When I did get into my apartment just after 3:00, I pretty much crawled right into bed. I ended up taking a six-hour nap, woke up for about two hours and then slept from 11:00 pm to 11:00 am. Eighteen hours of sleep in a 24-hour period. This is unheard of for me. Even when I can sleep in, I rarely can get more than 7 hours of sleep at a time. And when I woke up my gut ache was worse. I had a private tour of the Duomo booked that afternoon and after that a dinner party with a bunch of Italians I had never met before. When I got back to my apartment that night and talked to John on the phone he suggested I try the equivalent of Prevacid. Thankfully there was a pharmacy not too far from my apartment that was open until 1:00 am–and on a Sunday no less.
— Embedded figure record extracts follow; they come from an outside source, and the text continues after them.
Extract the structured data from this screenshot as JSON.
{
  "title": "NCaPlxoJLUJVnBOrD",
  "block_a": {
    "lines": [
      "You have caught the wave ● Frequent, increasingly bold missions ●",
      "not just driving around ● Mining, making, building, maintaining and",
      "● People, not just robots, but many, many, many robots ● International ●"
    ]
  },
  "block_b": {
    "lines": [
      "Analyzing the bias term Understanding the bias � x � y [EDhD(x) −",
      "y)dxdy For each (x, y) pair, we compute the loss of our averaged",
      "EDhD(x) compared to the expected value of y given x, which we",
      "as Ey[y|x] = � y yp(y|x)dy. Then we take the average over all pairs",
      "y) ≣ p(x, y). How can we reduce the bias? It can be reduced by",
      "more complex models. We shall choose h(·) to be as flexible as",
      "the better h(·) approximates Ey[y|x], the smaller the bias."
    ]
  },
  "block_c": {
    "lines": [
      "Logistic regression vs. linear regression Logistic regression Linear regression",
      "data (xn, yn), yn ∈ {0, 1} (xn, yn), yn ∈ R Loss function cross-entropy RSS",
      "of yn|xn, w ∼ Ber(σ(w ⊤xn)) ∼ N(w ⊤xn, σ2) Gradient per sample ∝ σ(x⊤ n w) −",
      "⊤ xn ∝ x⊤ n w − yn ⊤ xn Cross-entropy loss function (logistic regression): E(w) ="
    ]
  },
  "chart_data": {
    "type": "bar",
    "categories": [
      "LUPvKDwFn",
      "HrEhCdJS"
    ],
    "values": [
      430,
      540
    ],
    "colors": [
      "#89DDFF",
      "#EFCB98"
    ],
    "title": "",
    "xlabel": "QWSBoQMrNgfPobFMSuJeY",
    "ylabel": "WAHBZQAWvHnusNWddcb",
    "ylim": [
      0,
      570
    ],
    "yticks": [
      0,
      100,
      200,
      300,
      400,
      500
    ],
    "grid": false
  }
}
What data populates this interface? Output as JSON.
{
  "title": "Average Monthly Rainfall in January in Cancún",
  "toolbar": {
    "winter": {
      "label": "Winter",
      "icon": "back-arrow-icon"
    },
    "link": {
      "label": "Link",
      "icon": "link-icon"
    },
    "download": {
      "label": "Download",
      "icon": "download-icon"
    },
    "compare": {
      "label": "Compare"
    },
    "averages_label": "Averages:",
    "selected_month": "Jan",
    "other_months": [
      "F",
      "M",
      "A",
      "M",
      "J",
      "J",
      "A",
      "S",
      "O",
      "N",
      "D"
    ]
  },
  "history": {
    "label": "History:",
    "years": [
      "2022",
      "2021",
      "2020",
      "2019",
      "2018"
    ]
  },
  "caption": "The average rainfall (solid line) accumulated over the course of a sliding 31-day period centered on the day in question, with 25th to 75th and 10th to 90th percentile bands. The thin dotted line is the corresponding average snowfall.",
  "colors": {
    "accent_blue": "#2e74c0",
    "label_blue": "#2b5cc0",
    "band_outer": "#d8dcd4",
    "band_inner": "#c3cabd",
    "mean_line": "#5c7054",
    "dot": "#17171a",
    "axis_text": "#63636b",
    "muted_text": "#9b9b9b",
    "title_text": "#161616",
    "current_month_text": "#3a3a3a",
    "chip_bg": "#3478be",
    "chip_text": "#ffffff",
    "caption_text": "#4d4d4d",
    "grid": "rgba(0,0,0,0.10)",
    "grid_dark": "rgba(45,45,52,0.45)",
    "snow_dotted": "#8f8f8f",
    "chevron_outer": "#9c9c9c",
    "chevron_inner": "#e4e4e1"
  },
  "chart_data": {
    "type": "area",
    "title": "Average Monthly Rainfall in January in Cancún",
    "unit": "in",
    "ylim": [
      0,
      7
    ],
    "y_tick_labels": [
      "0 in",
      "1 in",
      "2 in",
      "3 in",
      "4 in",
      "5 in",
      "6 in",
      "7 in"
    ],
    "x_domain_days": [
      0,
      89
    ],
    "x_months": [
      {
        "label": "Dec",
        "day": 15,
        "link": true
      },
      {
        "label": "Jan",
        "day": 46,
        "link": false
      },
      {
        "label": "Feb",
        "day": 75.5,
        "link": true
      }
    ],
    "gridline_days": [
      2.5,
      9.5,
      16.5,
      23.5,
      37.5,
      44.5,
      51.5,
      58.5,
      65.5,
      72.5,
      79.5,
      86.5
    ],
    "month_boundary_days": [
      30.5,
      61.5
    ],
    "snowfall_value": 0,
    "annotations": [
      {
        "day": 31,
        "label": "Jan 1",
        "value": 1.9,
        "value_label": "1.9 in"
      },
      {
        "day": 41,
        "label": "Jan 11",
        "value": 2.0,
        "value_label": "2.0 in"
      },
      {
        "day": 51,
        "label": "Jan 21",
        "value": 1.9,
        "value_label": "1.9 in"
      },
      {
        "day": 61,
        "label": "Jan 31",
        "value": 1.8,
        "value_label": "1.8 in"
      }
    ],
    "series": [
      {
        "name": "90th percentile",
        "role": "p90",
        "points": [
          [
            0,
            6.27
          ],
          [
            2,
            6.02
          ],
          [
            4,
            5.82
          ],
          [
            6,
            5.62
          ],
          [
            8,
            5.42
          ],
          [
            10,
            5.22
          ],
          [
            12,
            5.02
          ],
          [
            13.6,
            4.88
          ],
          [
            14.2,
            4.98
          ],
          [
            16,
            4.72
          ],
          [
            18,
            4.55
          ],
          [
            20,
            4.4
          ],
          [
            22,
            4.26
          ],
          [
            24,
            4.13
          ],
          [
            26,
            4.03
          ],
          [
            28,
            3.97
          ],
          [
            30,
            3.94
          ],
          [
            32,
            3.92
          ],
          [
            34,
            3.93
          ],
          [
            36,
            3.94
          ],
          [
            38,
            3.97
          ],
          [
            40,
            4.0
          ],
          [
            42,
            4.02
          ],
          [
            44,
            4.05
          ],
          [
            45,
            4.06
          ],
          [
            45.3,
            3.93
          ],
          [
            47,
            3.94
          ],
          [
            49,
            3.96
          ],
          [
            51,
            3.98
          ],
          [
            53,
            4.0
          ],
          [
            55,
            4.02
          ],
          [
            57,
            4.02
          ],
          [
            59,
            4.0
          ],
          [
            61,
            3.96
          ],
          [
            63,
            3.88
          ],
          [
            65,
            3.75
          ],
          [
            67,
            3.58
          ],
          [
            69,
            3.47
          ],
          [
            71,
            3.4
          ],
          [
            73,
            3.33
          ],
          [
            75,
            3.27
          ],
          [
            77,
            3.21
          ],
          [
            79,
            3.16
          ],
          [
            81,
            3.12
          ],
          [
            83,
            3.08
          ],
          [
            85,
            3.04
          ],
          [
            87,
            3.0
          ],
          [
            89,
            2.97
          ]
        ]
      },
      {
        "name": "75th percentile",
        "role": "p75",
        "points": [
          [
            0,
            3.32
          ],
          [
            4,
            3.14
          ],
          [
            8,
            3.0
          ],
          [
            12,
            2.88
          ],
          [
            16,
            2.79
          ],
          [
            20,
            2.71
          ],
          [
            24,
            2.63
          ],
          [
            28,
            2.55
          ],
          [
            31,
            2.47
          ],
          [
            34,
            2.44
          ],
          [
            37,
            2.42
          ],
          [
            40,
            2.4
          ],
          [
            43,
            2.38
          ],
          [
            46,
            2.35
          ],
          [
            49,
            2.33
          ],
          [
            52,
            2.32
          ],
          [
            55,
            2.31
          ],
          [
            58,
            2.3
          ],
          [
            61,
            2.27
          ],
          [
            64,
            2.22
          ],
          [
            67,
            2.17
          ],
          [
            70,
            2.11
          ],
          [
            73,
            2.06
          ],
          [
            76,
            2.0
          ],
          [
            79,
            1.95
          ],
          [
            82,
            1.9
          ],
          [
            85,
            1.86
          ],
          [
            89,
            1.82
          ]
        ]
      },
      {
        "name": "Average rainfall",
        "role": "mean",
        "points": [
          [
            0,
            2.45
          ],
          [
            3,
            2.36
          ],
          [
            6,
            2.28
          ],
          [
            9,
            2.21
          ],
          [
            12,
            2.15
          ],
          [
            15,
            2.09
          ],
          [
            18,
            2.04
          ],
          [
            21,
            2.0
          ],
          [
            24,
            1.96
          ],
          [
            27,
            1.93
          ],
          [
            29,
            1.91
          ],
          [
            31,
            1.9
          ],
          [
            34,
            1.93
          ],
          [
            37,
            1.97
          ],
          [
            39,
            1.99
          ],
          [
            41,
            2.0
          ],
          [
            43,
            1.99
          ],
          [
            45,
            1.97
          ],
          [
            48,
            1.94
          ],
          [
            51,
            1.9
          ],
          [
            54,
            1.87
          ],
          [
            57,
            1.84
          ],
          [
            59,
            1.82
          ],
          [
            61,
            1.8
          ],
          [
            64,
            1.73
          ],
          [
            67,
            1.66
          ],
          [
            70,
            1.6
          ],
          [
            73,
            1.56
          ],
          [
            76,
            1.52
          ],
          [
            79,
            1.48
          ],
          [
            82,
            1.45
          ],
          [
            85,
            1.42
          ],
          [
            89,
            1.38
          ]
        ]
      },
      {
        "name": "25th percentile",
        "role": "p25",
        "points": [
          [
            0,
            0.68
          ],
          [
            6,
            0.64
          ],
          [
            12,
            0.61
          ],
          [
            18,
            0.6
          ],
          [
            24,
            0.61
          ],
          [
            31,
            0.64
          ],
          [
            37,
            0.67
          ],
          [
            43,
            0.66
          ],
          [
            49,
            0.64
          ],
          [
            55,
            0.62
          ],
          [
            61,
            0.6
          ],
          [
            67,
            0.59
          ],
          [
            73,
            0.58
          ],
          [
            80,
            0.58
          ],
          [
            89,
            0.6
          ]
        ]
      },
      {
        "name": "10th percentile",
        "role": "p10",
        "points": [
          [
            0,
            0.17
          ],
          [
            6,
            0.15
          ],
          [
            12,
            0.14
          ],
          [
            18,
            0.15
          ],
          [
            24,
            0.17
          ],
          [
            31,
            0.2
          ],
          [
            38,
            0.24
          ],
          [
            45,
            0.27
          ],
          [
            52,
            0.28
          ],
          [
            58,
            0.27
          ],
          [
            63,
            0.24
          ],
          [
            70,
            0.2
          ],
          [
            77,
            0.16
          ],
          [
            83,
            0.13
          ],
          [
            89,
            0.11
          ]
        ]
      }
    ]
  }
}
Although each day I felt a bit better than the previous day, it took about four days for the Lansoprazolo to really kick in. And it wasn’t until a good five days into my trip before I started to feel normal. This meant that I ate much, much less than I would have normally. I ended up actually loosing two pounds on the trip.
When I still was only half better I had panzerotti which are kind of like a cross between a donut and squishy bread and a calzone and filled with cheese and prosciutto. It was so, so, good.
I avoided red sauce, but I couldn’t avoid pasta. At least I didn’t want to avoid pasta. And European Fanta is so much better than U.S. Fanta.
I did see the sights and I had about 10-hours of private tours given mainly in Italian, but more on that later.
And I did some some shopping. Two pair of shoes, and a Missoni scarf I decided to wear when I went to the Armani Museum.
And on my first day of feeling fine, I went out for a meal that included some red sauce and a very full pour of wine.
Followed by a craving for gelato, but the gelato place across the street also had crepes so I had one filled with Nutella (and then followed it up with a gelato).
And I wish I could have brought home a case of these Sicilian clementines. They were so good. At home we rate all citrus on a 10-point scale with a five being just the tipping point from edible to delicious. These were all 9s and 10s.